From the beginning, we stick to the point of having a scientific way of working, at all levels: discussion, analysis, code, tests… all was addressed with scientific practices.
Finally, this was a truly interdisciplinary work.
You all know Smalltalk’s advantages for modelling and simulation tasks, but I will summarize some features we used specifically in this work.
The class hierarchies implementing domain concepts and all the virtual lab were developed very quickly. In a couple of part-time weeks we had the environment and could test the first group of strategies.
From there on, the gap between having an idea, implementing and testing it was minimal. The main stopper was the time required for running the tests through all combinations of symptoms of every syndrome. For some strategies, a full run takes several days (but for the last group, little over one hour).
Performance problems were attacked to accelerate this long runs of tests. This was solved with simple caches. No complex or sophisticated programming techniques or tools were needed. There is no big or complex data structure, there are not lots of code lines.
The debugger was the main tool for this work. We used it to run the strategies step by step, verifying by hand its internal operation or analyzing particular cases requiring large numbers of questions.
There is much more work to be done. Here we settled some basics, defining a workline and we have a good proof of concept.
One of the things in our wishlist throughout the job is a visual tool to graphically analyze strategy operation. At the beginning we did not face it because definitions of neighbourhood and navigation were not available. We could have done it before ending the work and it might have been useful for studying some cases. That would be better than using the debugger and the inspector.
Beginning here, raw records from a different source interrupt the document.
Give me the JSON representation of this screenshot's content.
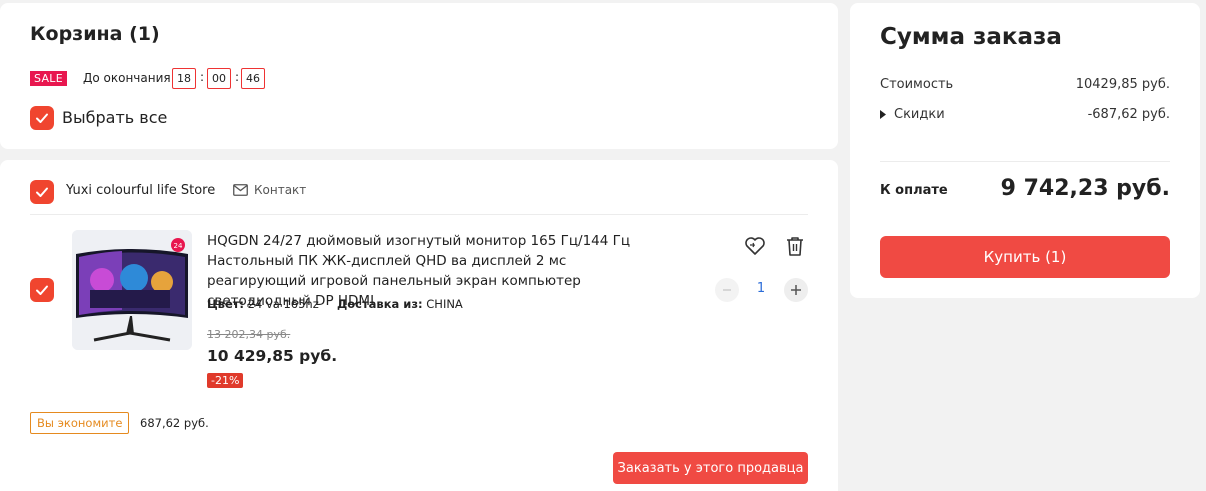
{
  "cart": {
    "title": "Корзина (1)",
    "sale_badge": "SALE",
    "timer_label": "До окончания:",
    "timer": {
      "hours": "18",
      "minutes": "00",
      "seconds": "46",
      "sep": ":"
    },
    "select_all_label": "Выбрать все"
  },
  "store": {
    "name": "Yuxi colourful life Store",
    "contact_label": "Контакт"
  },
  "product": {
    "title": "HQGDN 24/27 дюймовый изогнутый монитор 165 Гц/144 Гц Настольный ПК ЖК-дисплей QHD ва дисплей 2 мс реагирующий игровой панельный экран компьютер светодиодный DP HDMI",
    "color_label": "Цвет:",
    "color_value": "24 va 165hz",
    "shipping_label": "Доставка из:",
    "shipping_value": "CHINA",
    "old_price": "13 202,34 руб.",
    "new_price": "10 429,85 руб.",
    "discount": "-21%",
    "quantity": "1",
    "image_badge": "24"
  },
  "savings": {
    "label": "Вы экономите",
    "amount": "687,62 руб."
  },
  "seller_order_button": "Заказать у этого продавца",
  "summary": {
    "title": "Сумма заказа",
    "cost_label": "Стоимость",
    "cost_value": "10429,85 руб.",
    "discount_label": "Скидки",
    "discount_value": "-687,62 руб.",
    "pay_label": "К оплате",
    "pay_total": "9 742,23 руб.",
    "buy_button": "Купить (1)"
  },
  "colors": {
    "accent": "#f04a43",
    "sale": "#e8174f",
    "saving": "#e58a1f",
    "quantity": "#2b6cd8"
  }
}
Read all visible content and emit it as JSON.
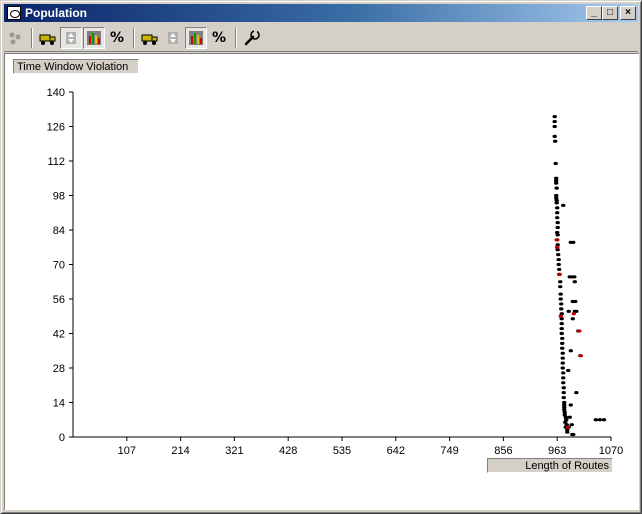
{
  "window": {
    "title": "Population",
    "minimize_glyph": "_",
    "restore_glyph": "□",
    "close_glyph": "×"
  },
  "toolbar": {
    "percent_label_1": "%",
    "percent_label_2": "%"
  },
  "icons": [
    "population-icon",
    "dots-icon",
    "truck-icon",
    "swap-icon",
    "bar-chart-icon",
    "percent-icon",
    "wrench-icon"
  ],
  "colors": {
    "title_bar_start": "#0a246a",
    "title_bar_end": "#a6caf0",
    "point": "#000000",
    "highlight_point": "#c00000"
  },
  "chart_data": {
    "type": "scatter",
    "xlabel": "Length of Routes",
    "ylabel": "Time Window Violation",
    "xlim": [
      0,
      1070
    ],
    "ylim": [
      0,
      140
    ],
    "xticks": [
      107,
      214,
      321,
      428,
      535,
      642,
      749,
      856,
      963,
      1070
    ],
    "yticks": [
      0,
      14,
      28,
      42,
      56,
      70,
      84,
      98,
      112,
      126,
      140
    ],
    "series": [
      {
        "points": [
          [
            958,
            130
          ],
          [
            958,
            128
          ],
          [
            958,
            126
          ],
          [
            958,
            122
          ],
          [
            959,
            120
          ],
          [
            960,
            111
          ],
          [
            961,
            105
          ],
          [
            961,
            104
          ],
          [
            961,
            103
          ],
          [
            962,
            101
          ],
          [
            961,
            98
          ],
          [
            961,
            97
          ],
          [
            962,
            96
          ],
          [
            962,
            95
          ],
          [
            963,
            93
          ],
          [
            963,
            91
          ],
          [
            963,
            89
          ],
          [
            964,
            87
          ],
          [
            964,
            85
          ],
          [
            963,
            83
          ],
          [
            964,
            82
          ],
          [
            963,
            80
          ],
          [
            964,
            78
          ],
          [
            963,
            77
          ],
          [
            964,
            76
          ],
          [
            965,
            74
          ],
          [
            966,
            72
          ],
          [
            966,
            70
          ],
          [
            967,
            68
          ],
          [
            967,
            66
          ],
          [
            969,
            63
          ],
          [
            969,
            61
          ],
          [
            970,
            58
          ],
          [
            970,
            56
          ],
          [
            971,
            54
          ],
          [
            971,
            52
          ],
          [
            972,
            50
          ],
          [
            972,
            48
          ],
          [
            972,
            46
          ],
          [
            972,
            44
          ],
          [
            972,
            42
          ],
          [
            973,
            40
          ],
          [
            973,
            38
          ],
          [
            973,
            36
          ],
          [
            974,
            34
          ],
          [
            974,
            32
          ],
          [
            974,
            30
          ],
          [
            974,
            28
          ],
          [
            975,
            26
          ],
          [
            975,
            24
          ],
          [
            975,
            22
          ],
          [
            976,
            20
          ],
          [
            976,
            18
          ],
          [
            976,
            16
          ],
          [
            977,
            14
          ],
          [
            977,
            13
          ],
          [
            977,
            12
          ],
          [
            977,
            11
          ],
          [
            978,
            10
          ],
          [
            978,
            9
          ],
          [
            980,
            8
          ],
          [
            981,
            7
          ],
          [
            979,
            6
          ],
          [
            982,
            5
          ],
          [
            980,
            4
          ],
          [
            986,
            4
          ],
          [
            983,
            3
          ],
          [
            983,
            2
          ],
          [
            993,
            1
          ],
          [
            988,
            8
          ],
          [
            975,
            94
          ],
          [
            990,
            79
          ],
          [
            995,
            79
          ],
          [
            988,
            65
          ],
          [
            993,
            65
          ],
          [
            997,
            65
          ],
          [
            998,
            63
          ],
          [
            994,
            55
          ],
          [
            999,
            55
          ],
          [
            986,
            51
          ],
          [
            998,
            51
          ],
          [
            1001,
            51
          ],
          [
            994,
            48
          ],
          [
            1005,
            43
          ],
          [
            1009,
            33
          ],
          [
            990,
            13
          ],
          [
            992,
            5
          ],
          [
            995,
            1
          ],
          [
            1040,
            7
          ],
          [
            1048,
            7
          ],
          [
            1056,
            7
          ],
          [
            985,
            27
          ],
          [
            990,
            35
          ],
          [
            1001,
            18
          ]
        ]
      },
      {
        "points": [
          [
            962,
            80
          ],
          [
            963,
            77
          ],
          [
            968,
            66
          ],
          [
            970,
            49
          ],
          [
            996,
            50
          ],
          [
            1007,
            43
          ],
          [
            1010,
            33
          ],
          [
            984,
            4
          ]
        ]
      }
    ]
  }
}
Along that same line, we could have used tools for interacting with sessions and strategies, for a better understanding of their operation.
It would have been useful to have a tool to configure and run the benchmarks, which was done by adding test methods and running test cases by hand.
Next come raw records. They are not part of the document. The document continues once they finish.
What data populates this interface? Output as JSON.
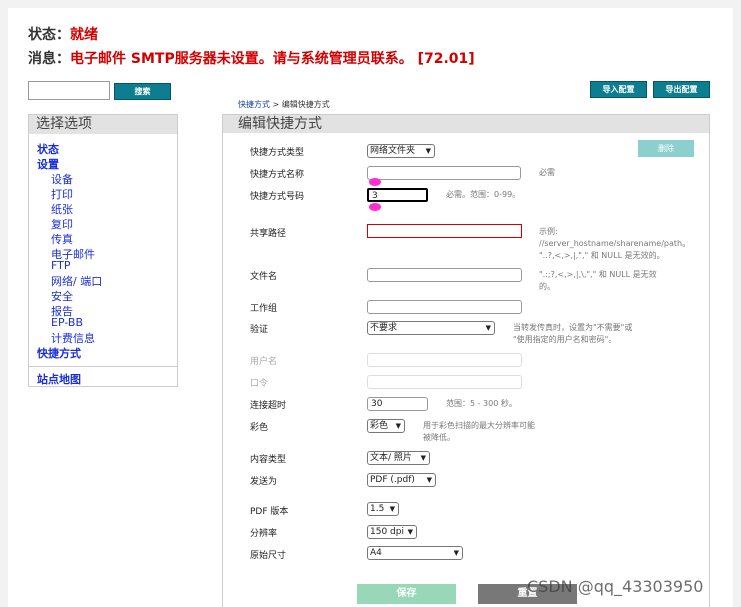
{
  "status": {
    "label": "状态：",
    "value": "就绪"
  },
  "message": {
    "label": "消息：",
    "value": "电子邮件 SMTP服务器未设置。请与系统管理员联系。 [72.01]"
  },
  "toolbar": {
    "search_label": "搜索",
    "import_label": "导入配置",
    "export_label": "导出配置",
    "search_value": ""
  },
  "breadcrumb": {
    "link": "快捷方式",
    "separator": " > ",
    "current": "编辑快捷方式"
  },
  "sidebar": {
    "title": "选择选项",
    "items": [
      "状态",
      "设置",
      "设备",
      "打印",
      "纸张",
      "复印",
      "传真",
      "电子邮件",
      "FTP",
      "网络/ 端口",
      "安全",
      "报告",
      "EP-BB",
      "计费信息",
      "快捷方式",
      "站点地图"
    ]
  },
  "panel": {
    "title": "编辑快捷方式",
    "delete_label": "删除"
  },
  "form": {
    "type_label": "快捷方式类型",
    "type_value": "网络文件夹",
    "name_label": "快捷方式名称",
    "name_value": "",
    "name_hint": "必需",
    "number_label": "快捷方式号码",
    "number_value": "3",
    "number_hint": "必需。范围：0-99。",
    "share_label": "共享路径",
    "share_value": "",
    "share_hint": [
      "示例:",
      "//server_hostname/sharename/path。",
      "\"..?,<,>,|,\",\" 和 NULL 是无效的。"
    ],
    "filename_label": "文件名",
    "filename_value": "",
    "filename_hint": [
      "\".:;?,<,>,|,\\,\",\" 和 NULL 是无效",
      "的。"
    ],
    "workgroup_label": "工作组",
    "workgroup_value": "",
    "auth_label": "验证",
    "auth_value": "不要求",
    "auth_hint": [
      "当转发传真时，设置为\"不需要\"或",
      "\"使用指定的用户名和密码\"。"
    ],
    "user_label": "用户名",
    "password_label": "口令",
    "timeout_label": "连接超时",
    "timeout_value": "30",
    "timeout_hint": "范围：5 - 300 秒。",
    "color_label": "彩色",
    "color_value": "彩色",
    "color_hint": [
      "用于彩色扫描的最大分辨率可能",
      "被降低。"
    ],
    "content_label": "内容类型",
    "content_value": "文本/ 照片",
    "sendas_label": "发送为",
    "sendas_value": "PDF (.pdf)",
    "pdfver_label": "PDF 版本",
    "pdfver_value": "1.5",
    "resolution_label": "分辨率",
    "resolution_value": "150 dpi",
    "size_label": "原始尺寸",
    "size_value": "A4"
  },
  "actions": {
    "save_label": "保存",
    "reset_label": "重置"
  },
  "watermark": "CSDN @qq_43303950",
  "colors": {
    "accent": "#0d7e8f",
    "alert": "#d40000",
    "link": "#1a2fd8",
    "marker": "#ff2fd2"
  }
}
Besides programming tools, there is a lot of work to be done for integrating the automated strategies into ExpertCare in domain terms.
We need a place for exceptions and special rules defined by hand. Some will be required to cut cases where automated strategies do not perform well. Some others are to deal with patient psychology and session handling.
Tests and benchmarks with real interrogatories are a must. All our tests up to here were performed with simulated patients. They never fail, they don’t contradict themselves, they don’t ignore things and they don’t get stuck with questions.
Finally, we should attempt adaptation to other different knowledge bases in order to verify that these strategies are not relying too much on the properties of this knowledge base.